Mediaumat.id – Permintaan maaf Juru Bicara Partai Gerindra Habiburokhman, setelah Fadli Zon (FZ) ditegur oleh Prabowo Subianto terkait cuitan FZ di akun twitternya yang menyindir Presiden Joko Widodo soal banjir di Sintang, dinilai Analis Senior PKAD Fajar Kurniawan sebagai bukti omong kosong dalam sistem demokrasi.
“Peristiwa tersebut membuktikan bahwa konsep trias politica dalam sistem politik demokrasi itu hanya omong kosong,” tuturnya kepada Mediaumat.id, Jumat (19/11/2021).
Menurutnya, jargon bahwa kekuasaan tidak boleh berpusat pada satu orang agar tidak terjadi abuse of power, sehingga perlu dibagi menjadi kekuasaan eksekutif, legislatif dan yudikatif, ternyata tak lebih dari isapan jempol belaka. “Nyatanya praktik yang terjadi, ketika semua lini kekuasaan (eksekutif, legislatif dan yudikatif) dikuasai oleh oligarki politik dan ekonomi, maka semua menjadi tak berfungsi,” ungkapnya.

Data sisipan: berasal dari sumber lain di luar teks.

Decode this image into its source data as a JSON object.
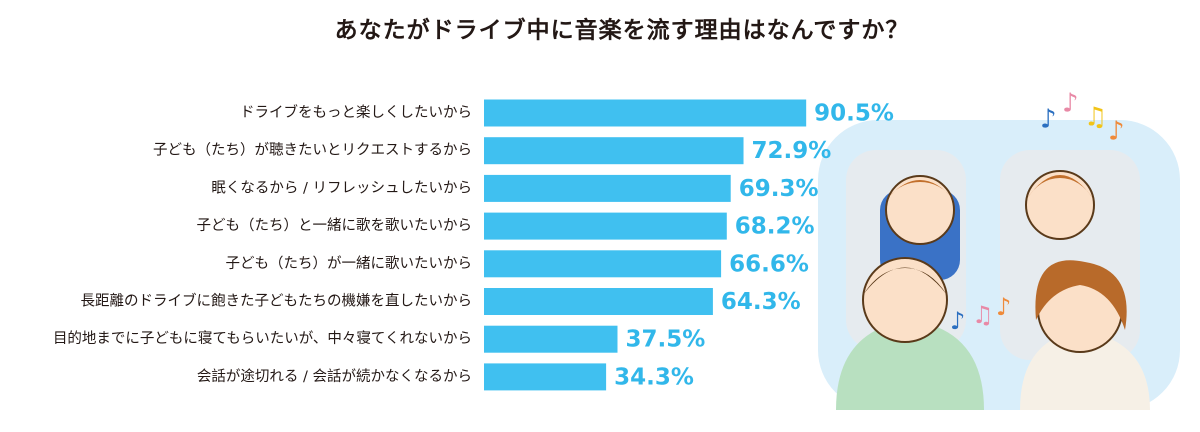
{
  "chart_data": {
    "type": "bar",
    "orientation": "horizontal",
    "title": "あなたがドライブ中に音楽を流す理由はなんですか？",
    "categories": [
      "ドライブをもっと楽しくしたいから",
      "子ども（たち）が聴きたいとリクエストするから",
      "眠くなるから / リフレッシュしたいから",
      "子ども（たち）と一緒に歌を歌いたいから",
      "子ども（たち）が一緒に歌いたいから",
      "長距離のドライブに飽きた子どもたちの機嫌を直したいから",
      "目的地までに子どもに寝てもらいたいが、中々寝てくれないから",
      "会話が途切れる / 会話が続かなくなるから"
    ],
    "values": [
      90.5,
      72.9,
      69.3,
      68.2,
      66.6,
      64.3,
      37.5,
      34.3
    ],
    "value_labels": [
      "90.5%",
      "72.9%",
      "69.3%",
      "68.2%",
      "66.6%",
      "64.3%",
      "37.5%",
      "34.3%"
    ],
    "color": "#40c0f0"
  }
}
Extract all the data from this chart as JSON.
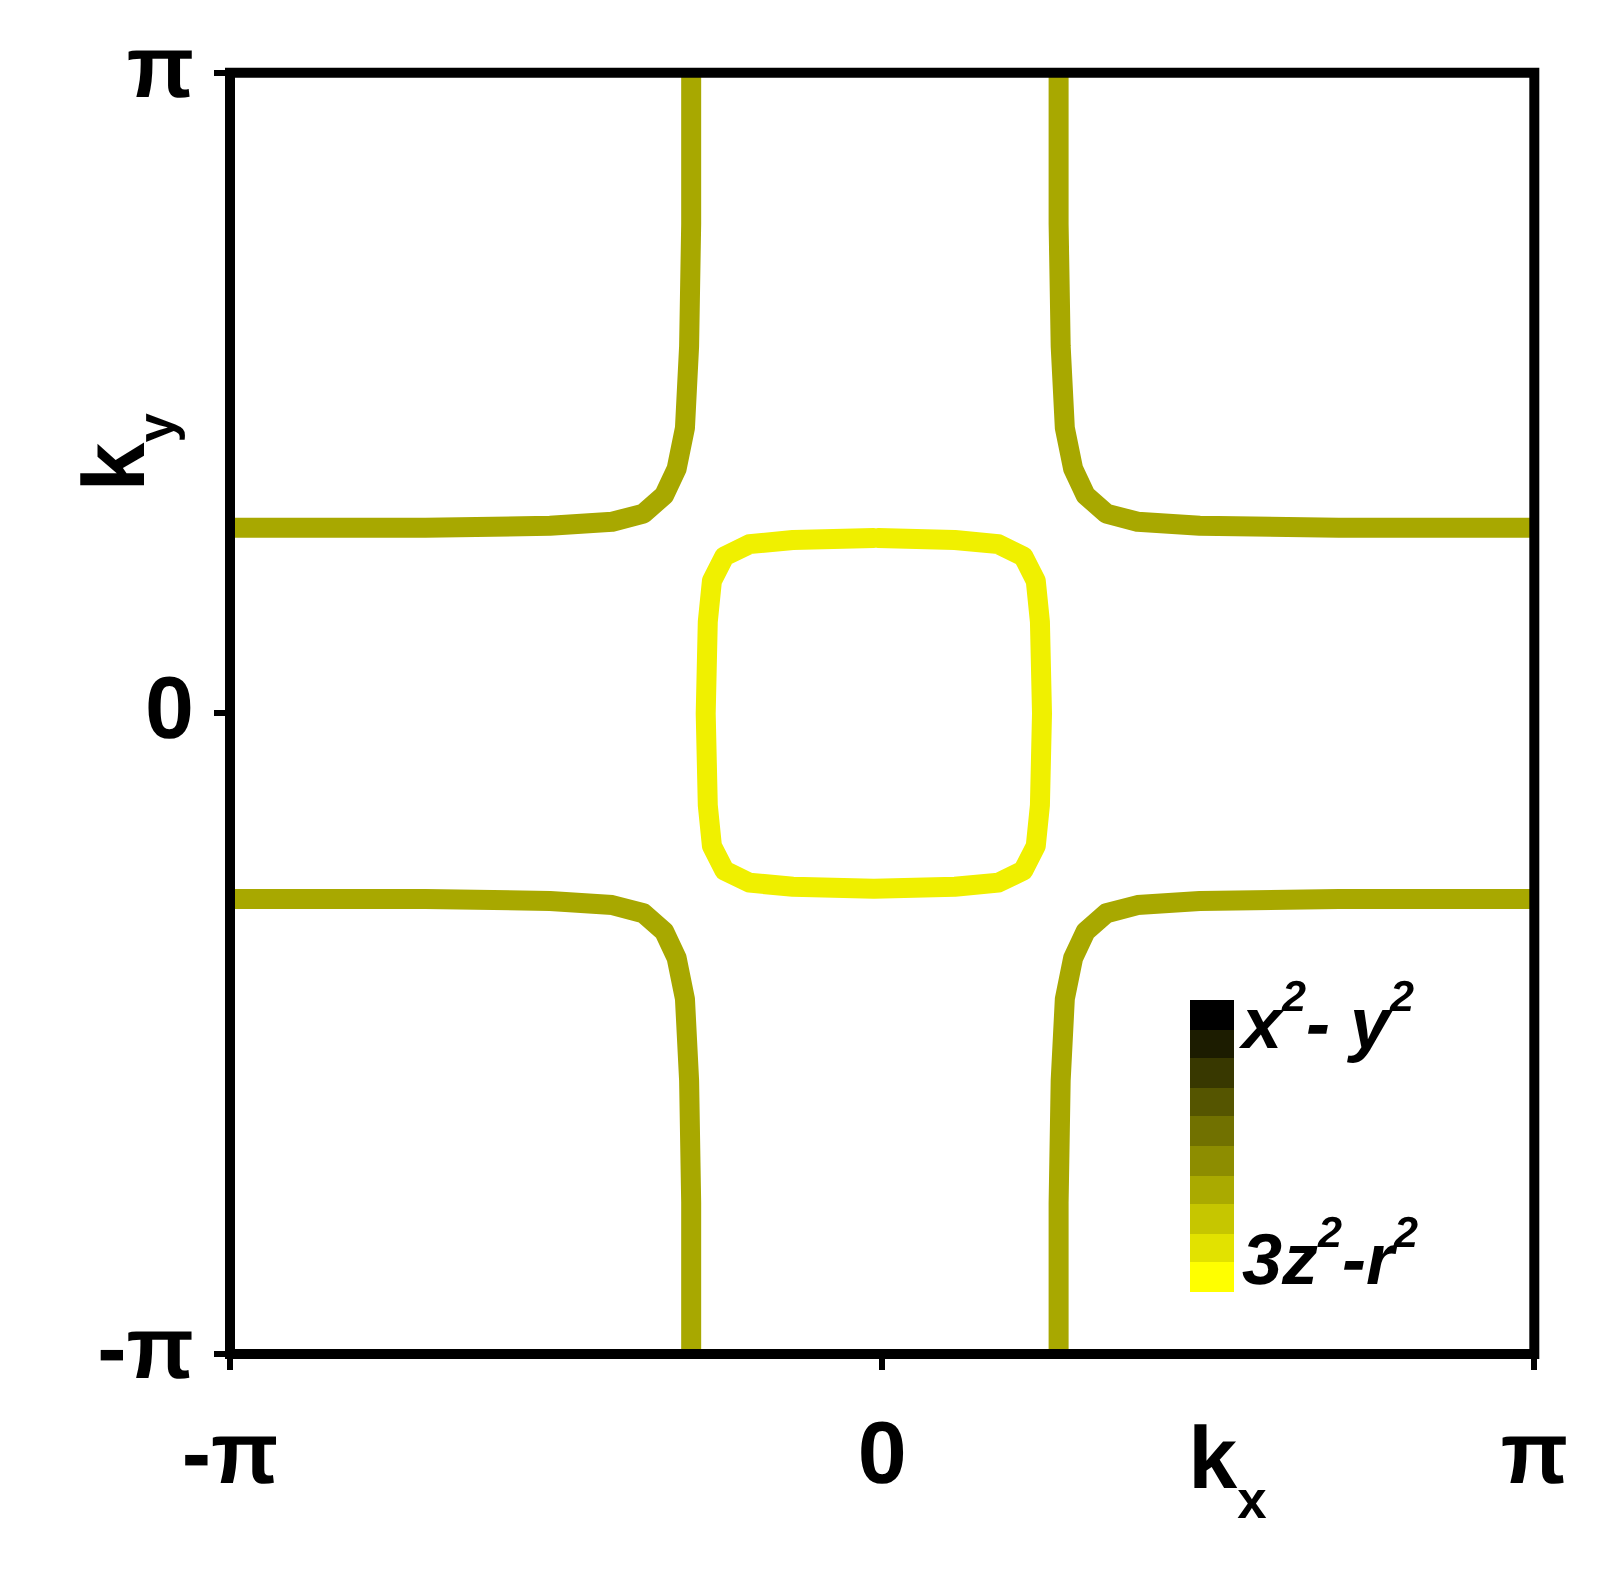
{
  "chart_data": {
    "type": "line",
    "xlabel": "k$_{x}$",
    "ylabel": "k$_{y}$",
    "grid": false,
    "xlim": [
      -3.1416,
      3.1416
    ],
    "ylim": [
      -3.1416,
      3.1416
    ],
    "xticks": [
      {
        "value": -3.1416,
        "label": "-π"
      },
      0,
      {
        "value": 3.1416,
        "label": "π"
      }
    ],
    "yticks": [
      {
        "value": -3.1416,
        "label": "-π"
      },
      0,
      {
        "value": 3.1416,
        "label": "π"
      }
    ],
    "annotations": [
      "x$^{2}$- y$^{2}$",
      "3z$^{2}$-r$^{2}$"
    ],
    "series": [
      {
        "color": "#a8a800",
        "x": [
          -0.92,
          -0.92,
          -0.93,
          -0.95,
          -0.99,
          -1.05,
          -1.15,
          -1.3,
          -1.6,
          -2.2,
          -3.14
        ],
        "values": [
          3.14,
          2.4,
          1.8,
          1.4,
          1.2,
          1.07,
          0.98,
          0.94,
          0.92,
          0.91,
          0.91
        ]
      },
      {
        "color": "#a8a800",
        "x": [
          0.85,
          0.85,
          0.86,
          0.88,
          0.92,
          0.98,
          1.08,
          1.23,
          1.53,
          2.2,
          3.14
        ],
        "values": [
          3.14,
          2.4,
          1.8,
          1.4,
          1.2,
          1.07,
          0.98,
          0.94,
          0.92,
          0.91,
          0.91
        ]
      },
      {
        "color": "#a8a800",
        "x": [
          -0.92,
          -0.92,
          -0.93,
          -0.95,
          -0.99,
          -1.05,
          -1.15,
          -1.3,
          -1.6,
          -2.2,
          -3.14
        ],
        "values": [
          -3.14,
          -2.4,
          -1.8,
          -1.4,
          -1.2,
          -1.07,
          -0.98,
          -0.94,
          -0.92,
          -0.91,
          -0.91
        ]
      },
      {
        "color": "#a8a800",
        "x": [
          0.85,
          0.85,
          0.86,
          0.88,
          0.92,
          0.98,
          1.08,
          1.23,
          1.53,
          2.2,
          3.14
        ],
        "values": [
          -3.14,
          -2.4,
          -1.8,
          -1.4,
          -1.2,
          -1.07,
          -0.98,
          -0.94,
          -0.92,
          -0.91,
          -0.91
        ]
      },
      {
        "color": "#f0f000",
        "x": [
          -0.02,
          0.35,
          0.56,
          0.68,
          0.74,
          0.76,
          0.77,
          0.76,
          0.74,
          0.68,
          0.56,
          0.35,
          -0.04,
          -0.43,
          -0.64,
          -0.76,
          -0.82,
          -0.84,
          -0.85,
          -0.84,
          -0.82,
          -0.76,
          -0.64,
          -0.43,
          -0.04
        ],
        "values": [
          0.86,
          0.85,
          0.83,
          0.77,
          0.65,
          0.45,
          0,
          -0.45,
          -0.65,
          -0.77,
          -0.83,
          -0.85,
          -0.86,
          -0.85,
          -0.83,
          -0.77,
          -0.65,
          -0.45,
          0,
          0.45,
          0.65,
          0.77,
          0.83,
          0.85,
          0.86
        ]
      }
    ]
  }
}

Fajar menilai, legislatif yang seharusnya menjalankan fungsi pengawasan atas jalannya pemerintahan yang dilakukan oleh eksekutif akhirnya menjadi mandul. “Yang bersuara kritis pun akhirnya bungkam, karena khawatir diganti dengan mekanisme PAW anggota legislatif. Karena apa, karena partai politik sudah dibeli oleh oligarki,” tegasnya.
Menurutnya, apa yang menimpa FZ itu adalah cerminan bahwa suara kritis sudah tidak mendapatkan tempat lagi di parlemen. “Anggota parlemen tidak bisa lagi leluasa menyampaikan kritik kepada eksekutif. Karena partai politik – sebagai tempat bernaung-nya para politisi Senayan – telah masuk dalam ‘kekuasaan’ oligarki,” ujarnya.
Labib lanjut, kata Fajar, oligarki mampu mengonsolidasikan kekuatan partai-partai politik. Sehingga partai-partai politik di parlemen pada akhirnya didominasi oleh partai yag pro pemerintah. Sementara yang menjadi oposisi tinggal satu dua partai politik.
“Dengan peta politik seperti itu, yang terjadi akhirnya adalah partai tak lebih dari ‘tukang stempel’ kebijakan rezim. Legislatif tak lagi mewakili suara rakyat, tapi mewakili suara oligarki. Rakyat yang setiap lima tahun memilih setiap anggota legislatif, pada akhirnya tidak pernah benar-benar terwakili suaranya, karena dibajak oleh para oligarki tadi,” bebernya.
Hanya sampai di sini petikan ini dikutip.